Abstract

This study examines the impact of microfinance institutions on economic growth of Nepal. Gross domestic product and per capita income are the dependent variables. The independent variables are total number of staffs, total number of members, microenterprises credit, total assets, total loan, total deposit, inflation and broad money supply. The study is based on secondary sources of data. The data have been collected for the period of 2012/13 to 2016/17 from 24 microfinance institutions leading to a total of 120 observations. The data are collected from Bank Supervision Report, Quarterly Economic Bulletin published by Nepal Rastra Bank and Economic Survey 2016/17 published by Ministry of Finance. The multiple regression models are estimated to test the significance and impact of microfinance institutions on economic growth of Nepal. The study shows that the total number of staffs, total number of members, ratio of microenterprises loan, total assets, total loan, total deposit and broad money supply growth are positively related to economic growth. It indicates that larger the number of staffs and members of micro-finance institutions, higher would be the economic growth.

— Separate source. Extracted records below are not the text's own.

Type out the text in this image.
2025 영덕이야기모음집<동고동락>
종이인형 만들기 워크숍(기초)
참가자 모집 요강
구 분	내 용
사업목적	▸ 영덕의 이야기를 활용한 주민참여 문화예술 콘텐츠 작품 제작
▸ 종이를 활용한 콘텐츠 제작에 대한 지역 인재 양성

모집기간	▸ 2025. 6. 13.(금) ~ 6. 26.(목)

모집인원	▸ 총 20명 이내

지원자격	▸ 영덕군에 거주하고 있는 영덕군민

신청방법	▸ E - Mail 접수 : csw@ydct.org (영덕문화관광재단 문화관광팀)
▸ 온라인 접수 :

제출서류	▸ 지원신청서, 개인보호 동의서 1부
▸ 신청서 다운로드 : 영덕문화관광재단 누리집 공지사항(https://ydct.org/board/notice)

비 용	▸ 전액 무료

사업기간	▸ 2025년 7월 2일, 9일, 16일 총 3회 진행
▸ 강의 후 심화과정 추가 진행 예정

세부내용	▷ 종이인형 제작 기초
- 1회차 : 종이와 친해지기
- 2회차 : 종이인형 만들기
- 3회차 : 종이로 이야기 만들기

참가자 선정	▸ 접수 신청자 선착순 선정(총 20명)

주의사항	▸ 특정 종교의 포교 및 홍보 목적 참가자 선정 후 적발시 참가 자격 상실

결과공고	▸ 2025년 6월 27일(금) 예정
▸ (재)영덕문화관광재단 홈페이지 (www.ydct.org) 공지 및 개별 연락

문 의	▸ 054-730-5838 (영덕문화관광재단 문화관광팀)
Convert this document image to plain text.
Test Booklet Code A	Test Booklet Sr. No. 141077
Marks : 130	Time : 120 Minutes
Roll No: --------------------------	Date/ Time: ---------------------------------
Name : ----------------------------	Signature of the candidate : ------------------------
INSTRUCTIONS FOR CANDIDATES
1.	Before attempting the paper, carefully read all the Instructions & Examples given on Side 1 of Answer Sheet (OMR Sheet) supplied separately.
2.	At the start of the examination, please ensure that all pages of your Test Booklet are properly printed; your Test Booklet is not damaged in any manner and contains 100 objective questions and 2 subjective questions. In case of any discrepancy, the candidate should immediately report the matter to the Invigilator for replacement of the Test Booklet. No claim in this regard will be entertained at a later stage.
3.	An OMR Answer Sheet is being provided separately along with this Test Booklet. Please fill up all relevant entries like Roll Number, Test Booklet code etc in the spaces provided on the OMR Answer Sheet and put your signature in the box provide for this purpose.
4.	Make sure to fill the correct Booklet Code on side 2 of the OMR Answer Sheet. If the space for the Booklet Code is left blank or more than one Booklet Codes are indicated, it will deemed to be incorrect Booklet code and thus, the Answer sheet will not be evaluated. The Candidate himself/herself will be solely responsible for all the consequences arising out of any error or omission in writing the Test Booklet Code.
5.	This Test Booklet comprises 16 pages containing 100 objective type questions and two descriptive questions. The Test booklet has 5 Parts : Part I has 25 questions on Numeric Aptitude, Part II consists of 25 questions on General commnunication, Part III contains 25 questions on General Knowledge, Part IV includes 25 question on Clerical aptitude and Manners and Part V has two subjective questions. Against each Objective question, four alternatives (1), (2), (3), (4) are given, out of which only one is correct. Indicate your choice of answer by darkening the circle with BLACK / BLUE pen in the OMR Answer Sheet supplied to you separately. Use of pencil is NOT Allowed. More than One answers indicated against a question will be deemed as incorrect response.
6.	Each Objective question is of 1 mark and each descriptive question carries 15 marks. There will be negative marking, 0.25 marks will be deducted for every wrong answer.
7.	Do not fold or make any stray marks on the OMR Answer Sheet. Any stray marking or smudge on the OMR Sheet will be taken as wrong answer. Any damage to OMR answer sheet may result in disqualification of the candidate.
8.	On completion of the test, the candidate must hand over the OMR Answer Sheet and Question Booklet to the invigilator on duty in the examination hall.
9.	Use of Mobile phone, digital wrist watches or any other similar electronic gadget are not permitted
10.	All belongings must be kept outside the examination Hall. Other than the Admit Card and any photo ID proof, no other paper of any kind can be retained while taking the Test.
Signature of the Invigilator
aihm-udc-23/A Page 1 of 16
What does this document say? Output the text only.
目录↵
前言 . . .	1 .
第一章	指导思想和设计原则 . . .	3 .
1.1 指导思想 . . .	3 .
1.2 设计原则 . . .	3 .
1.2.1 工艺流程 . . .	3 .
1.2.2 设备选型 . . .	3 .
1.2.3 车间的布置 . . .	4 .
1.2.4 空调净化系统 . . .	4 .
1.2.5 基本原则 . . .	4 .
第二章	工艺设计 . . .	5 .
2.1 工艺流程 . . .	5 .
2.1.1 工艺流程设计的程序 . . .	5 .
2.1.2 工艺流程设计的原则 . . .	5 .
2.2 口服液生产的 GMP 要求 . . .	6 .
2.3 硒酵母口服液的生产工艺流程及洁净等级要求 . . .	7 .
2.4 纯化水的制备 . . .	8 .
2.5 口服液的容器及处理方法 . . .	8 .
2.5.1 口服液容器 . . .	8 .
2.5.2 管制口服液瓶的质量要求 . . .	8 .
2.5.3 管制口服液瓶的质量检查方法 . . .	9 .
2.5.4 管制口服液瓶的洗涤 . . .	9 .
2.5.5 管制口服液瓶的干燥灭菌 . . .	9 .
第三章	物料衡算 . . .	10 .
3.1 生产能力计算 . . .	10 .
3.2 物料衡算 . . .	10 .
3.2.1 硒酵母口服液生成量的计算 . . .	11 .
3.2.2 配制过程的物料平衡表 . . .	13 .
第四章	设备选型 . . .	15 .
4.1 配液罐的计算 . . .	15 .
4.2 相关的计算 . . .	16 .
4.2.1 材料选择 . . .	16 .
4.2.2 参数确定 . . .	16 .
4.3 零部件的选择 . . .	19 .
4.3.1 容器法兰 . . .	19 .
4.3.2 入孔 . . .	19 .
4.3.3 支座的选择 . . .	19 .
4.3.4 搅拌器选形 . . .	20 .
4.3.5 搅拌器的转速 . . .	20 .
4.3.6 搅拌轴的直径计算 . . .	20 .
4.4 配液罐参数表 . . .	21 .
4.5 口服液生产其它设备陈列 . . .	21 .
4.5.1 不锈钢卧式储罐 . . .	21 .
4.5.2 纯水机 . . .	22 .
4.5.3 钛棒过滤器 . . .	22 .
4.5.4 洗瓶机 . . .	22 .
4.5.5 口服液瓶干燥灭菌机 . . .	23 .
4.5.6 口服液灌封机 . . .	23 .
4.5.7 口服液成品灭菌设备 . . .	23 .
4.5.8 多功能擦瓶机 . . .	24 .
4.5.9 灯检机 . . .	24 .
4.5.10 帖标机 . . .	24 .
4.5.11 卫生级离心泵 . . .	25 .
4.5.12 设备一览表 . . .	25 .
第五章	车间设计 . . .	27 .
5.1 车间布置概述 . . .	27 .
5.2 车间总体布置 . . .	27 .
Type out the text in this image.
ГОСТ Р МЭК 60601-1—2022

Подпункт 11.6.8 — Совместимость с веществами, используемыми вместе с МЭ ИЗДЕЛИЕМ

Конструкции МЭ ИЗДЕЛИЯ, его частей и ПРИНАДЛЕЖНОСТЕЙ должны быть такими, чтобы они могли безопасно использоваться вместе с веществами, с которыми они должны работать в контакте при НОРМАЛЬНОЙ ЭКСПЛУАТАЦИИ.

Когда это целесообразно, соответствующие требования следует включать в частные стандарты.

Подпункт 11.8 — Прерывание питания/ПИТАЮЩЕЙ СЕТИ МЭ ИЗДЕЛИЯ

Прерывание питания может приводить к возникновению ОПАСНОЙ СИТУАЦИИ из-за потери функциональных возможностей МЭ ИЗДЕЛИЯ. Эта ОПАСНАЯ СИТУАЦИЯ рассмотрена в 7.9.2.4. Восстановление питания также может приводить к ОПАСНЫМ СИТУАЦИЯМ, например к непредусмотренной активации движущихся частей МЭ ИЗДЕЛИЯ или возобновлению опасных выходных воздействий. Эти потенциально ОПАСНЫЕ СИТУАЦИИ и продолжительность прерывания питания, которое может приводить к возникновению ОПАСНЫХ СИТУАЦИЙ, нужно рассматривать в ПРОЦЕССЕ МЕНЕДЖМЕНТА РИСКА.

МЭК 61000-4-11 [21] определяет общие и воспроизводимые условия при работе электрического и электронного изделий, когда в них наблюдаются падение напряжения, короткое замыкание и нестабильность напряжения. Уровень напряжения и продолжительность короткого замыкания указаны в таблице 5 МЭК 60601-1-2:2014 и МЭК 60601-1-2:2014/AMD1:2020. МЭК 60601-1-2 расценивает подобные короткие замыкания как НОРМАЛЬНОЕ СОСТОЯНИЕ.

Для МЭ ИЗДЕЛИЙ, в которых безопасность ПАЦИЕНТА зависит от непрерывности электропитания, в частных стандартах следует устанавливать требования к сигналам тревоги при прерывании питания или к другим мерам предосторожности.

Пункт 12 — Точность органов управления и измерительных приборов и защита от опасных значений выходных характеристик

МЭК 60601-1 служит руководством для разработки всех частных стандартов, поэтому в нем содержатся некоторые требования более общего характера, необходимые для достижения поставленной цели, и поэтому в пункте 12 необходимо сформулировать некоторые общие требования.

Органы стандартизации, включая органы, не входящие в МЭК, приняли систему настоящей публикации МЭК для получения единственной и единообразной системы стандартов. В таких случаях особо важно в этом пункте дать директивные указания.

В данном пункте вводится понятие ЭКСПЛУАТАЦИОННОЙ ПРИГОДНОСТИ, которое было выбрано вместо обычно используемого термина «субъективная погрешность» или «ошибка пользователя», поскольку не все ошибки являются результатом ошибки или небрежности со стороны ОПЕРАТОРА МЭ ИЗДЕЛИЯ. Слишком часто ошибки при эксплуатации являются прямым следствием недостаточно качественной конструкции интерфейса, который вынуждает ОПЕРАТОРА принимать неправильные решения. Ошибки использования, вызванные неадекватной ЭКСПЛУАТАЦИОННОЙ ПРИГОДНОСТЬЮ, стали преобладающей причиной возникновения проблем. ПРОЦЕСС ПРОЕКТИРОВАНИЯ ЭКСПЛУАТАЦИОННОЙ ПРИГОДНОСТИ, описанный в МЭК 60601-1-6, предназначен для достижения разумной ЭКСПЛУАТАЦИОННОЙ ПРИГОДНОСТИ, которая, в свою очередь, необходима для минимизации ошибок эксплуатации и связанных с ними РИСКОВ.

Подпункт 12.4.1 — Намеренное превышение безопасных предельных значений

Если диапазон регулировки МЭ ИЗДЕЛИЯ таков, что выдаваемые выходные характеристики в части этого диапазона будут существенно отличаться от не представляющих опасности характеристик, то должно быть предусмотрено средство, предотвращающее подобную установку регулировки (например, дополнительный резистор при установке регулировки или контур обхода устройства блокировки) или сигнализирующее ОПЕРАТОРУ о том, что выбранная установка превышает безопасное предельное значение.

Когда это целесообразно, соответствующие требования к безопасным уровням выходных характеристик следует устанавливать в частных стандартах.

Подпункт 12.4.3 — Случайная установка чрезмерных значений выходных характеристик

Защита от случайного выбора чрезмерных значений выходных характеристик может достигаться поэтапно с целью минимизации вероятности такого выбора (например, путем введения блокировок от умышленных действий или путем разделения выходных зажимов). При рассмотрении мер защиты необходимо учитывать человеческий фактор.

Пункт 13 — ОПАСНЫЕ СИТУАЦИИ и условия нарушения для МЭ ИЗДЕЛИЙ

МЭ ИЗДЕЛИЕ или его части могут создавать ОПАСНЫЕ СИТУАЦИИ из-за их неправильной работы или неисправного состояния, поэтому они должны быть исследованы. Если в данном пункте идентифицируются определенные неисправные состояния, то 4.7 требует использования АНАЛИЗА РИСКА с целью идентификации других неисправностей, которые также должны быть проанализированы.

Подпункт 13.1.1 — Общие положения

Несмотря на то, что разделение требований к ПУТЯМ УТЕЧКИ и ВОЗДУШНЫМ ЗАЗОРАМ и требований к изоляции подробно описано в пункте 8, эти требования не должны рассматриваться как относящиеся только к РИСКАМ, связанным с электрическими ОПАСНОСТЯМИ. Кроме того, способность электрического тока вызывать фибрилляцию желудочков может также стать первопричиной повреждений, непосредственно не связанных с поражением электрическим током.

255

The results also show that increase in total assets and total loan leads to increase in economic growth. Likewise, the study reveals that higher the amount of total deposits, higher would be the economic growth. Similarly, the study shows that higher the money supply, higher would be the economic growth. However, result shows that there is a negative relationship between inflation and economic growth in Nepal. This indicates that higher the inflation, lower would be the economic growth.